To glean the ordinary, contemporary meaning of the terms involved, we turn to contemporary dictionaries.  See, e.g., Kemp v. United States, 142 S. Ct. 1856, 1862 (2022); Kouichi Taniguchi v. Kan Pac Saipan, Ltd., 566 U.S. 560, 566 (2012); Hood v. United States, 28 A.3d 553, 559-560 (D.C. 2011).  Those dictionaries indicate that, although the word “newspaper” generally referred to an issue of printed (i.e., hard-copy) material,[7] some definitions of newspaper were not so explicitly limited.  For example, one dictionary defined newspaper as “a typically daily or weekly publication containing recent news, feature articles, editorials and usually advertising.”[8] And these definitions that referenced “publication” could reach more broadly than hard-copy printing.  For example, Black’s Law Dictionary (6th ed. 1990) defined “publication,” not only as the “printing or distribution of written materials,” but also more broadly as “exhibit[ing], display[ing], disclos[ing], or reveal[ing]” content.  There is therefore a reasonable argument that an ANC could satisfy the statutory newspaper-publication requirement by incorporating meeting notice into a generally accessible online version of a printed newspaper.  Indeed, doing so might be a more effective means of providing notice to the community.  To avoid any potential concerns about this practice, we recommend that an ANC wishing to employ it also explicitly authorize this means of providing notice.[9]  The ANC may also wish to authorize additional online means of disseminating meeting notice that are calculated to notify the community.

Sincerely,
BRIAN L. SCHWALB
Attorney General for the District of Columbia

By: ____________________

       JOSHUA A. TURNER
       Assistant Attorney General
       Legal Counsel Division

(AL-23-147)

[1] Effective October 10, 1975 (D.C. Law 1-21; D.C. Official Code § 1-309.01 et seq.).
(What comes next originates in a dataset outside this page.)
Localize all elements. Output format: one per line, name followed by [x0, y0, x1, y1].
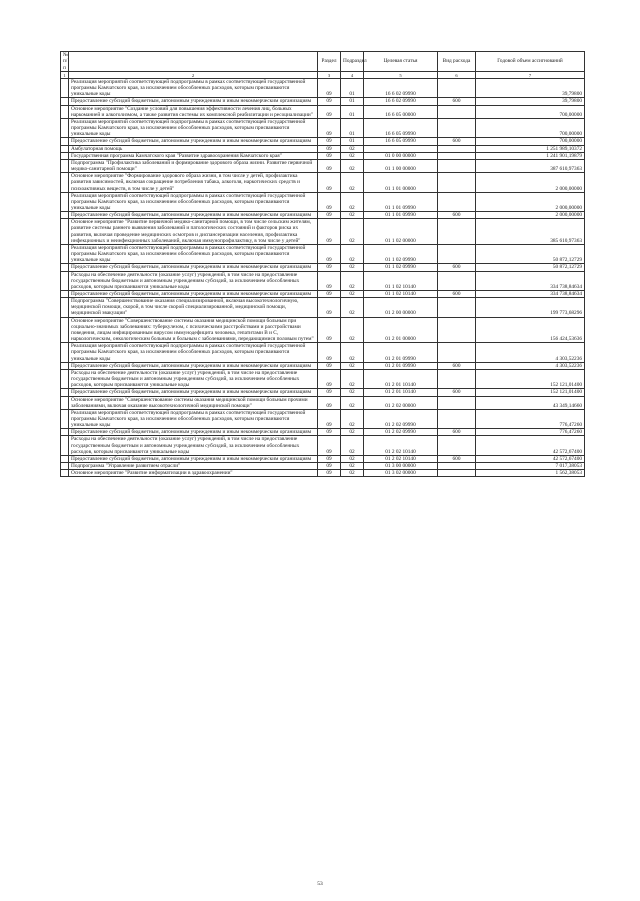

[2] D.C. Official Code § 1-309.11(c).

[3] Id. § 1-309.11(c)(2).  The other methods are:

            - Posting written notices in at least 4 conspicuous places in each single-member district within the Commission area;

            - Transmitting or distributing notice to a list of residents and other stakeholders in the community; and

            - [A]ny other manner approved by the Commission.
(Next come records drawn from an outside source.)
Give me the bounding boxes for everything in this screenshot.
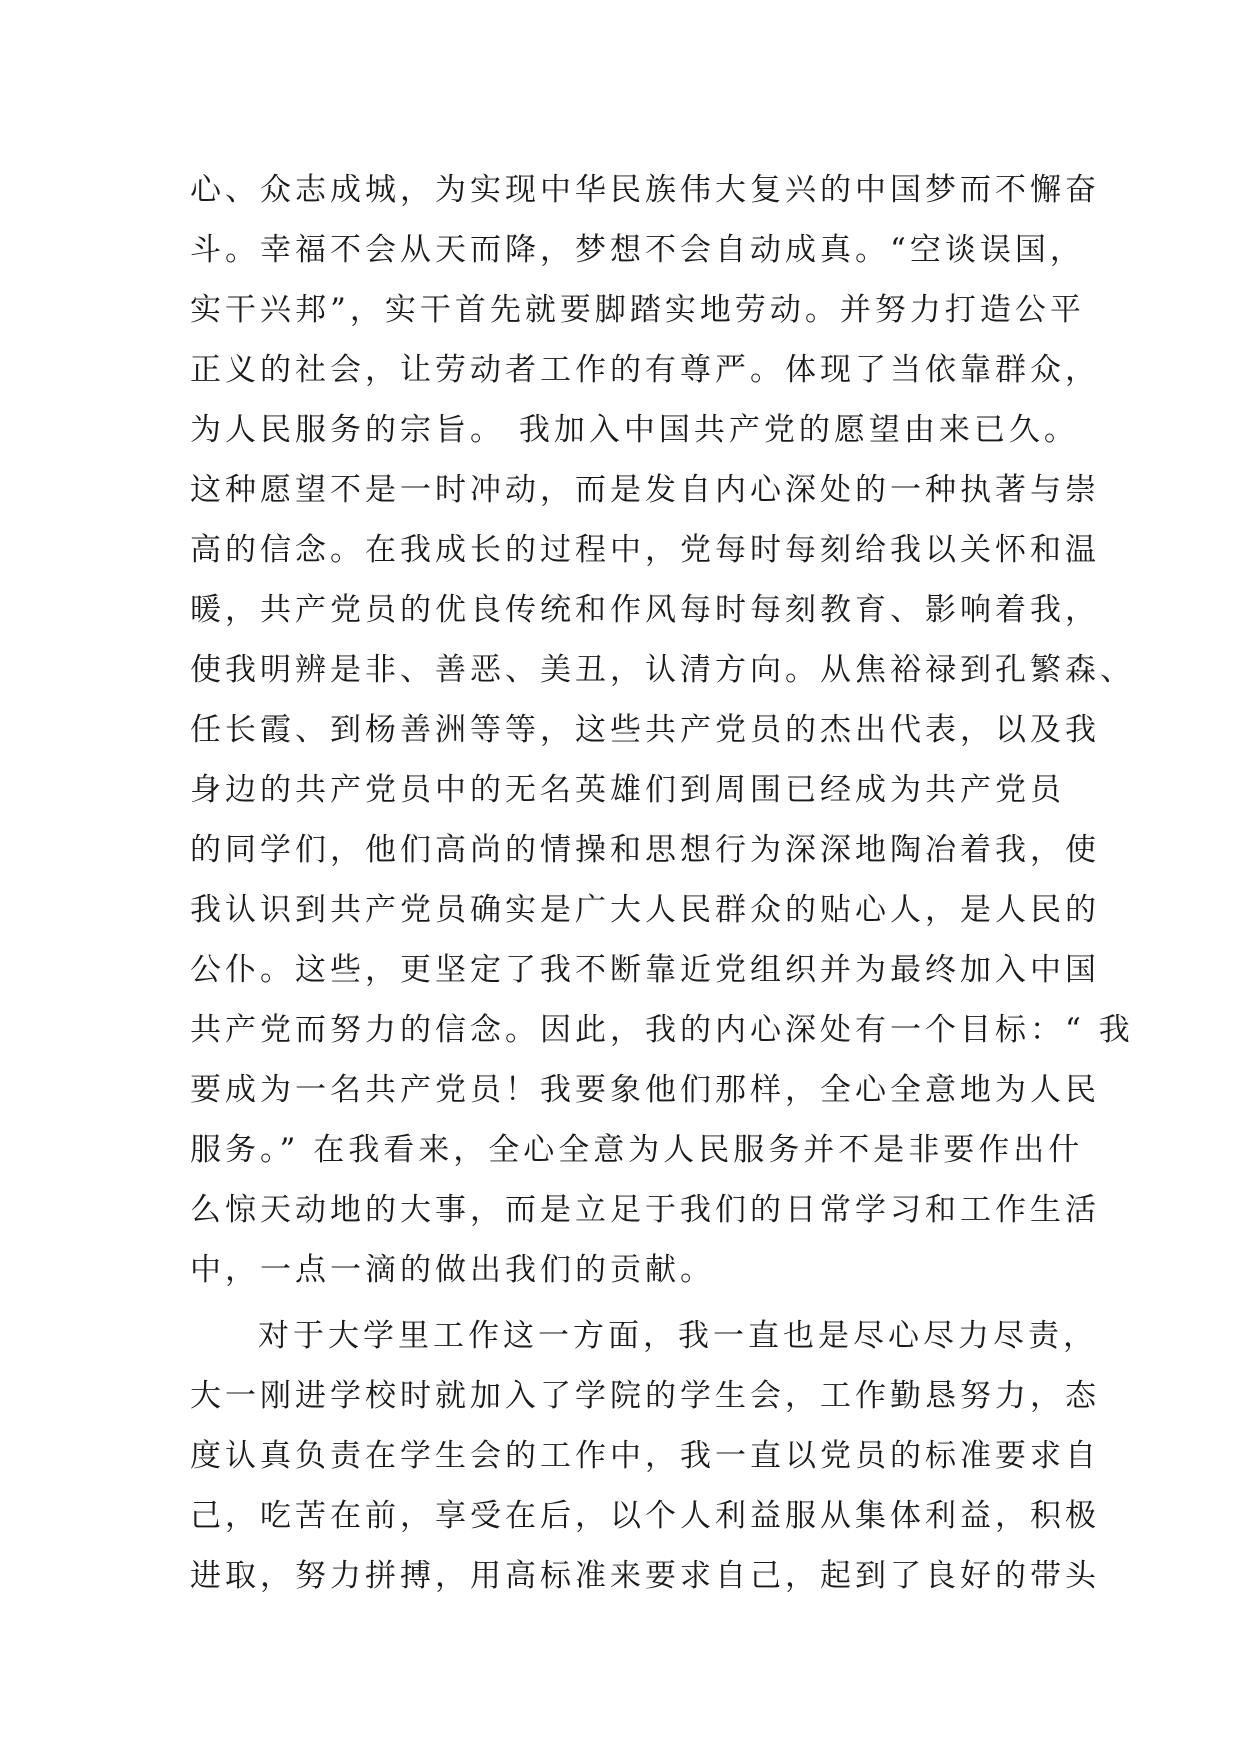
text-line: 正义的社会，让劳动者工作的有尊严。体现了当依靠群众，: [190, 352, 1100, 388]
text-line: 中，一点一滴的做出我们的贡献。: [190, 1252, 715, 1288]
text-line: 这种愿望不是一时冲动，而是发自内心深处的一种执著与崇: [190, 472, 1100, 508]
text-line: 么惊天动地的大事，而是立足于我们的日常学习和工作生活: [190, 1192, 1100, 1228]
text-line: 对于大学里工作这一方面，我一直也是尽心尽力尽责，: [258, 1318, 1098, 1354]
text-line: 度认真负责在学生会的工作中，我一直以党员的标准要求自: [190, 1438, 1100, 1474]
text-line: 高的信念。在我成长的过程中，党每时每刻给我以关怀和温: [190, 532, 1100, 568]
text-line: 使我明辨是非、善恶、美丑，认清方向。从焦裕禄到孔繁森、: [190, 652, 1135, 688]
text-line: 身边的共产党员中的无名英雄们到周围已经成为共产党员: [190, 772, 1065, 808]
text-line: 公仆。这些，更坚定了我不断靠近党组织并为最终加入中国: [190, 952, 1100, 988]
text-line: 服务。” 在我看来，全心全意为人民服务并不是非要作出什: [190, 1132, 1084, 1168]
text-line: 己，吃苦在前，享受在后，以个人利益服从集体利益，积极: [190, 1498, 1100, 1534]
text-line: 斗。幸福不会从天而降，梦想不会自动成真。“空谈误国，: [190, 232, 1085, 268]
text-line: 任长霞、到杨善洲等等，这些共产党员的杰出代表，以及我: [190, 712, 1100, 748]
text-line: 进取，努力拼搏，用高标准来要求自己，起到了良好的带头: [190, 1558, 1100, 1594]
text-line: 我认识到共产党员确实是广大人民群众的贴心人，是人民的: [190, 892, 1100, 928]
text-line: 要成为一名共产党员！我要象他们那样，全心全意地为人民: [190, 1072, 1100, 1108]
text-line: 实干兴邦”，实干首先就要脚踏实地劳动。并努力打造公平: [190, 292, 1085, 328]
paragraph-1: [190, 160, 1135, 1300]
text-line: 大一刚进学校时就加入了学院的学生会，工作勤恳努力，态: [190, 1378, 1100, 1414]
text-line: 的同学们，他们高尚的情操和思想行为深深地陶冶着我，使: [190, 832, 1100, 868]
text-line: 为人民服务的宗旨。 我加入中国共产党的愿望由来已久。: [190, 412, 1079, 448]
text-line: 共产党而努力的信念。因此，我的内心深处有一个目标：“ 我: [190, 1012, 1134, 1048]
text-line: 暖，共产党员的优良传统和作风每时每刻教育、影响着我，: [190, 592, 1100, 628]
body-text: [190, 160, 1135, 1606]
paragraph-2: [190, 1306, 1100, 1606]
text-line: 心、众志成城，为实现中华民族伟大复兴的中国梦而不懈奋: [190, 172, 1100, 208]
Id. § 1-309.11(c)(1), (3) and (4).

[4] Effective September 26, 1984 (D.C. Law 5-111; 31 DCR 3952).

[5] Duties and Responsibilities of the Advisory Neighborhood Commissions Act of 1975, § 2, effective March 26, 1976 (D.C. Law 1-58; 22 DCR 5460).

[6] 1984 Act § 2(d)(2).

[7] See, e.g., Webster’s New Collegiate Dictionary (1981) (defining a “newspaper” as a “paper that is printed and distributed usu[ally] daily or weekly and that contains news, articles of opinion, features, and advertising”); Black’s Law Dictionary (6th ed. 1990) (defining a “newspaper” as a “publication, usually in sheet form, intended for general circulation, and published regularly at short intervals, containing information and editorials on current events and news of general interest”).

[8] See Webster’s II New Riverside Desk Dictionary (1988).  Although this dictionary’s most on-point definition of “publication” indicates printed (i.e., hard-copy) material, it also defines the noun “publication” to refer more generally to “[c]ommunication of information to the public, and the “newspaper” definition does not specify which meaning of “publication” it is employing.

[9] See D.C. Official Code § 1-309.11(c)(4) (ANC may authorize additional means of notice).